Le Gouvernement est donc défavorable aux deux amendements, car il est
important que le rapport de solvabilité renferme effectivement un certain
nombre d'informations qui relèvent du secret commercial. Dès lors, il doit être
relativement peu diffusé.
M. le président.
Monsieur Massion, l'amendement n° 22 rectifié
bis est-il maintenu ?
M. Marc Massion.
Je ne vois pas très bien quel intérêt il y aurait à publier un rapport que
personne ne lirait.
M. Michel Charasse.
Justement, il ne serait pas publié !
M. Marc Massion.
Si l'on est d'accord sur le principe d'un rapport de solvabilité, il faut
qu'il soit utile, qu'il soit lu et qu'il ait donc un minimum de destinataires,
étant entendu qu'un certain nombre d'informations ne peuvent être divulguées,
et cela est précisé dans les deux amendements.

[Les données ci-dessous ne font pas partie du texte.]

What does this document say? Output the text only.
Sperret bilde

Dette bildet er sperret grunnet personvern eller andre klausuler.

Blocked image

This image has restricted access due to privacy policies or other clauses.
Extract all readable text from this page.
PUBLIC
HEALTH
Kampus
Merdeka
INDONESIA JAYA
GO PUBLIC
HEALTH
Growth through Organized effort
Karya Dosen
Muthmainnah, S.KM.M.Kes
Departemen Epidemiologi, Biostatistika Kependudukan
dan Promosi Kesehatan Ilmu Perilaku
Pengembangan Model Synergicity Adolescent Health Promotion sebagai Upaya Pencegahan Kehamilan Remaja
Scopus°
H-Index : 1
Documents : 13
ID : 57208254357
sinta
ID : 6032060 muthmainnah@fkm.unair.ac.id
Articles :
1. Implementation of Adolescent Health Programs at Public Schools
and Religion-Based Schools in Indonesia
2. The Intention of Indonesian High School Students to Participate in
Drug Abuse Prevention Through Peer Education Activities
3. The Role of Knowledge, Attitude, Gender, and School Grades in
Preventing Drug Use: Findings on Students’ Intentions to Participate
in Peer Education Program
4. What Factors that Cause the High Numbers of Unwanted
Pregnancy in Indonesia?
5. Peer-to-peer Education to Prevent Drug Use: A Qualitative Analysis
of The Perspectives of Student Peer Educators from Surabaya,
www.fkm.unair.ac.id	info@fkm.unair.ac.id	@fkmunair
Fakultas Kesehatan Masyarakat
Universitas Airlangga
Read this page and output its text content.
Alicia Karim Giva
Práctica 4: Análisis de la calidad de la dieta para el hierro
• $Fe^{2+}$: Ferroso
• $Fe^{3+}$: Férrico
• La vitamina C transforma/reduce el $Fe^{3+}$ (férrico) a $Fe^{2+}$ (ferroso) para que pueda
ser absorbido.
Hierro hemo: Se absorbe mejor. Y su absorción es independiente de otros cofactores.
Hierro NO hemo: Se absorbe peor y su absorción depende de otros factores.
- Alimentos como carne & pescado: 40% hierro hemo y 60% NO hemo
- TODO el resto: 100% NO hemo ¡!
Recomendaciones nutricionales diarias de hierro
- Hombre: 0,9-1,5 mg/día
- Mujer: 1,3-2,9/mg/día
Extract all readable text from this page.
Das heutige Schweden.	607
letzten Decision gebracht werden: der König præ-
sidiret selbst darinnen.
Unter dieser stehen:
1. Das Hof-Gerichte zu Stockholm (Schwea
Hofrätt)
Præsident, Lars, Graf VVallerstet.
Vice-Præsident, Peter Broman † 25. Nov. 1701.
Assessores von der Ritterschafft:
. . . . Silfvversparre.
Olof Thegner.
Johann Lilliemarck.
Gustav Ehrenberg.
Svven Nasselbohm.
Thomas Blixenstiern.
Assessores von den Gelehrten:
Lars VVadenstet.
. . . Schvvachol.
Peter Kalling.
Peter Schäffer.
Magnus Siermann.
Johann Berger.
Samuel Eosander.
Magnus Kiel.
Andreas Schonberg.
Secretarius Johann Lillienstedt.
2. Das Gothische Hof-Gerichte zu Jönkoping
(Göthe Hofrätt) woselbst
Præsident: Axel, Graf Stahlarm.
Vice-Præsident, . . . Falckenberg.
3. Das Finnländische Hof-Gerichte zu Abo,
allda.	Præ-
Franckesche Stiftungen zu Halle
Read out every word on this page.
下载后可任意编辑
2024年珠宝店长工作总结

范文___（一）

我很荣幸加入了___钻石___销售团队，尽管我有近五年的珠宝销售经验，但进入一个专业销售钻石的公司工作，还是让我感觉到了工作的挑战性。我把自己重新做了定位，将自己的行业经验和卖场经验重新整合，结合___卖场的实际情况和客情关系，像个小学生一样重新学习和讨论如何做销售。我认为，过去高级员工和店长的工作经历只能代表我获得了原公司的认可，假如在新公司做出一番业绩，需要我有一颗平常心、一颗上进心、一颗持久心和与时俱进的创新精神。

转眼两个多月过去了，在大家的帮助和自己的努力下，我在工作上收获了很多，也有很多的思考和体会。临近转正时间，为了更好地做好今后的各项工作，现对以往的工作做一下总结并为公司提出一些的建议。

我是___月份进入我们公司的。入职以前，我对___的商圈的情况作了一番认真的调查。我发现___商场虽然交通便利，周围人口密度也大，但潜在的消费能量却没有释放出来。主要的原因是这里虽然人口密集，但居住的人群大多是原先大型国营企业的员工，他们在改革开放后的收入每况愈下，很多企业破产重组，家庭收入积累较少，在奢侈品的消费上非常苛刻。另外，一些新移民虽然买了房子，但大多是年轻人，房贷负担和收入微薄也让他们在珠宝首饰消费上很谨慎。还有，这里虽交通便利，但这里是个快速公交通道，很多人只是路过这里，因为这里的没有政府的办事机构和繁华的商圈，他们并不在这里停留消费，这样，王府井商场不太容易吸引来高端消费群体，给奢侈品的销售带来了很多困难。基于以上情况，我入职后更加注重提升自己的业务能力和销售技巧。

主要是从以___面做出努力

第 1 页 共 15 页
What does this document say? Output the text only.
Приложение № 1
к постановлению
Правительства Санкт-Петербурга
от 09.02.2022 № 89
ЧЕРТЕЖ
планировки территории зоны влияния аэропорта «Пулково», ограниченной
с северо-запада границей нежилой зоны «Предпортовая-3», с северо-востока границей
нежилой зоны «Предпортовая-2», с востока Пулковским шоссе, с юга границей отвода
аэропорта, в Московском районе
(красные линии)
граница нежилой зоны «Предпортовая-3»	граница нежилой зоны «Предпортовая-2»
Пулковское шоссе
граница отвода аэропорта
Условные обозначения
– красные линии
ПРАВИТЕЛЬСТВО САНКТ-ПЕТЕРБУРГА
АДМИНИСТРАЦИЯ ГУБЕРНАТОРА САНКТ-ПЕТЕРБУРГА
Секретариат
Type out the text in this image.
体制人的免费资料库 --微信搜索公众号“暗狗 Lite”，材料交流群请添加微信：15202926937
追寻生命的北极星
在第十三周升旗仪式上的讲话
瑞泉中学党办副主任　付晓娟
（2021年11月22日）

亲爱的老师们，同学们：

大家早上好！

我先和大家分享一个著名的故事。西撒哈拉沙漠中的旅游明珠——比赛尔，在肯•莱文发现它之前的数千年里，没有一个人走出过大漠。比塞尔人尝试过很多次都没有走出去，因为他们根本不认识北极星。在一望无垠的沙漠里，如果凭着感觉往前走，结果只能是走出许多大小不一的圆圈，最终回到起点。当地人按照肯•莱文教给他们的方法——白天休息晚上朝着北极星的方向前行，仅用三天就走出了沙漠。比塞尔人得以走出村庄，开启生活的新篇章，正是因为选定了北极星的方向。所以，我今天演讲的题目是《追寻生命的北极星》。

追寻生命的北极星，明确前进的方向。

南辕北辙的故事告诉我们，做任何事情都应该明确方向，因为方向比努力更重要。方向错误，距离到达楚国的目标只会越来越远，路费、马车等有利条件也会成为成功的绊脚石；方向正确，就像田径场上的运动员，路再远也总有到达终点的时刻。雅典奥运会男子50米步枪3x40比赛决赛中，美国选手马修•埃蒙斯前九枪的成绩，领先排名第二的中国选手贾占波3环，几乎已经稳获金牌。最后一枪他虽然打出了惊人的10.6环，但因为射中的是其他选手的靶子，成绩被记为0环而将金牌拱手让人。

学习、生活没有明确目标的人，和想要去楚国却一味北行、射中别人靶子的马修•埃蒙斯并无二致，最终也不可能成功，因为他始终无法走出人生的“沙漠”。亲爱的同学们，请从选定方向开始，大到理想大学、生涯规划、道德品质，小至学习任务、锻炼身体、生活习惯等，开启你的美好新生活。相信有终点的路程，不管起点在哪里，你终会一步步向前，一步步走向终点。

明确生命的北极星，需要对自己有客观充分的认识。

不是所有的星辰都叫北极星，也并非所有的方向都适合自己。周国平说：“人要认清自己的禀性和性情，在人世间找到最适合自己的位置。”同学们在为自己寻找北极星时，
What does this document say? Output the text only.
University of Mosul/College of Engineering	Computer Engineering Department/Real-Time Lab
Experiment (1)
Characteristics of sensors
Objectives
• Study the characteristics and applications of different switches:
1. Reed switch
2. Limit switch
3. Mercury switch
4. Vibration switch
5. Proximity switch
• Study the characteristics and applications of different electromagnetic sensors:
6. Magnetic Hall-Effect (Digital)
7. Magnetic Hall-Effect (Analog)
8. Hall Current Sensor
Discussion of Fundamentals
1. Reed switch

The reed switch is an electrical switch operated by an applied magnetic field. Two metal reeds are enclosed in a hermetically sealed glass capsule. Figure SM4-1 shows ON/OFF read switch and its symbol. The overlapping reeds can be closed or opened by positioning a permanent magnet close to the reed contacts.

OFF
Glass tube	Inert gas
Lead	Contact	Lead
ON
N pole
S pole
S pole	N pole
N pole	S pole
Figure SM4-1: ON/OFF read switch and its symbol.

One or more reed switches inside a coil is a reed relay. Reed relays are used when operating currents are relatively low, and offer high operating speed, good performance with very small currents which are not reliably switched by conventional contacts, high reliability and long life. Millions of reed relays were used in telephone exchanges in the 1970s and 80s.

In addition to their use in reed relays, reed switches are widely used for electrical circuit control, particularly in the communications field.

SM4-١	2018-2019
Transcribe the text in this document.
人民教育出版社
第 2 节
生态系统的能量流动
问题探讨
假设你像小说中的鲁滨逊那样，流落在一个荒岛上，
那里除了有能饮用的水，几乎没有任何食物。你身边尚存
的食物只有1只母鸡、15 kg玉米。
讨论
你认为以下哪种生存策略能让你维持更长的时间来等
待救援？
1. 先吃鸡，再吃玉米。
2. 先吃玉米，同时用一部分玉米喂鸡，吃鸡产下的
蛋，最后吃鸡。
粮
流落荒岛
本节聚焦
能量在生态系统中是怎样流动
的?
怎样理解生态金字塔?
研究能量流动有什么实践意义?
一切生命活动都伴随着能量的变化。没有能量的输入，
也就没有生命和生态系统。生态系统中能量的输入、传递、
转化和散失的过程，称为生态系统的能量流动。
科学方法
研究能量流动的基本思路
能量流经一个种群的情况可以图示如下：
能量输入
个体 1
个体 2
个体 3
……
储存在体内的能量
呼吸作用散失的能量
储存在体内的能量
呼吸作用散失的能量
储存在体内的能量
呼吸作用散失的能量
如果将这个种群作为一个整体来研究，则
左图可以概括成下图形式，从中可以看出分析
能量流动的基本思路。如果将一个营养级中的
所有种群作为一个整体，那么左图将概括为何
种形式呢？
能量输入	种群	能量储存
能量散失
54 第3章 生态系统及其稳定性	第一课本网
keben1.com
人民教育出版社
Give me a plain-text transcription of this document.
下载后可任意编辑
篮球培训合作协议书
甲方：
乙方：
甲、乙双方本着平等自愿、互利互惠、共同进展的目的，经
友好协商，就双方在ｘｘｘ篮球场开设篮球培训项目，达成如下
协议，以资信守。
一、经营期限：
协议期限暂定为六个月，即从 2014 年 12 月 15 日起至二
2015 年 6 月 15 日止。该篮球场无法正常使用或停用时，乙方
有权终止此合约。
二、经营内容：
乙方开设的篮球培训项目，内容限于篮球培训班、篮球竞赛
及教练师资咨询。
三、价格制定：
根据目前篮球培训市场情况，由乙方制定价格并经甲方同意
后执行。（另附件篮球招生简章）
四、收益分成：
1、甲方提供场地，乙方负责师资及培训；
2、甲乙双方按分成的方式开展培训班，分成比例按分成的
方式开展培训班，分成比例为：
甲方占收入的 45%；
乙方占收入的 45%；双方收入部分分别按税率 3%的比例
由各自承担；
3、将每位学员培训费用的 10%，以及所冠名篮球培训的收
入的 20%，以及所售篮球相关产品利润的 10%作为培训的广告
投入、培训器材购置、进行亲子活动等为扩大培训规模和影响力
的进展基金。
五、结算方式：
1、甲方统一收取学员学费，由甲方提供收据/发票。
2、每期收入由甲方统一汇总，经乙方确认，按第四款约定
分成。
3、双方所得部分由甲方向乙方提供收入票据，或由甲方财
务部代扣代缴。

Je remercie M. le rapporteur d'avoir bien voulu reprendre notre proposition
initiale et, ainsi qu'il l'a souhaité, je retire l'amendement n° 22 rectifié
bis au profit de l'amendement n° 48 rectifié.
M. le président.
L'amendement n° 22 rectifié
bis est retiré.
M. Christian Sautter,
secrétaire d'Etat. Je demande la parole.
M. le président.
La parole est à M. le secrétaire d'Etat.
M. Christian Sautter,
secrétaire d'Etat. Je voudrais apporter une précision à M. Massion.
La transmission à la commission de contrôle des assurances que vous proposiez
est opportune. Mais la diffusion ne saurait aller au-delà, sous peine de voir
ce rapport complètement édulcoré.
M. le président.
Personne ne demande la parole ?...
Je mets aux voix l'amendement n° 48 rectifié, repoussé par le Gouvernement.
M. Emmanuel Hamel.
Je vote contre !
(L'amendement est adopté.)
M. le président.
Personne ne demande la parole ? ...
Je mets aux voix l'article 42 AA, ainsi modifié.